The Nationwide Motorway Website Traffic Safety Administration (NHTSA) has initiated an investigation into sudden power-decline problems in 2022 Hyundai Ioniq 5 electrical vehicles.

In a view of the investigation, the company stated that it had gotten 30 customer complaints alleging loss of power in 2022 Ioniq 5 EVs. This year represents the very first product year of manufacturing. Before the power went out, a number of customers reported hearing a loud pop noise, which was then followed by an indicator light on the dashboard. This power loss could have ranged from a drop in capability to a complete loss.

2022 Hyundai Ioniq 5

Hyundai informed the Business of Problems Investigation (ODI) division of the NHTSA, which is responsible for conducting safety investigations, that the issue is related to the Integrated Manage Charging Unit (ICCU). This component regulates the flow of electricity coming from both the primary battery pack and the 12-volt battery. According to some preliminary findings, above-existing conditions inside the ICCU may be responsible for the breakdown of transistors in the DC-to-DC converter, which would result in an inability to charge the 12-volt battery.

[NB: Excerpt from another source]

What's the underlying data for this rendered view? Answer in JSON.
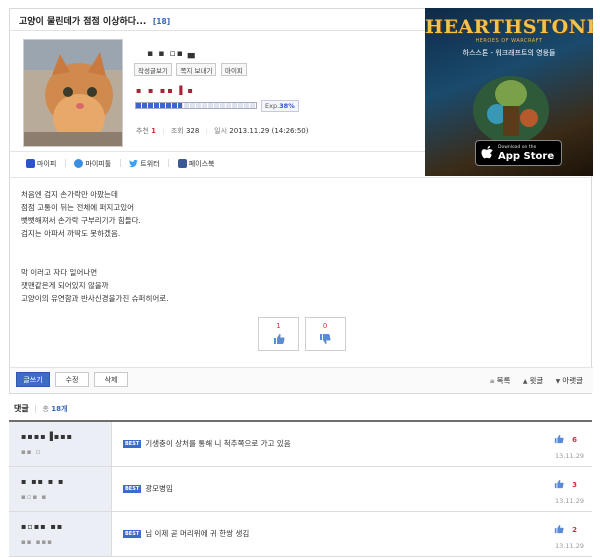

A safety investigation is not the same thing as a recall in every way. After the ODI has completed its investigation and established the nature, breadth, and severity of the problem, which will involve estimating the number of automobiles that are most likely impacted, a choice will be manufactured about regardless of whether or not a recall should be issued.

2022 Hyundai Ioniq 5

Along with virtually every other electric vehicle (EV) and hybrid vehicle (MHV) made before to March 1, 2021, the Ioniq 5 is currently participating in one more investigation of this kind. This is in response to a petition that asks for pedestrian-warning signals to be installed in earlier models of autos. These sounds, which aim to compensate for the lack of engine sound when driving on electric powered electrical power, have been needed on new automobiles for the previous two years. Their goal is to compensate for the lack of engine sound when driving on electric powered electrical power. The investigation of such a petition is extremely unusual, but it could lead to older autos being refitted with devices that produce sound.

Prior to this, Hyundai had already issued 1 recall for the 2022 Ioniq 5 models. The Ioniq 5, along with the Kia EV6, which it shares Hyundai’s E-GMP system with, was recalled a year ago to address a software issue that caused roll-away problems. This recall was done in order to address roll-away issues. The recall included 19,743 vehicles that were manufactured by both Hyundai and Kia.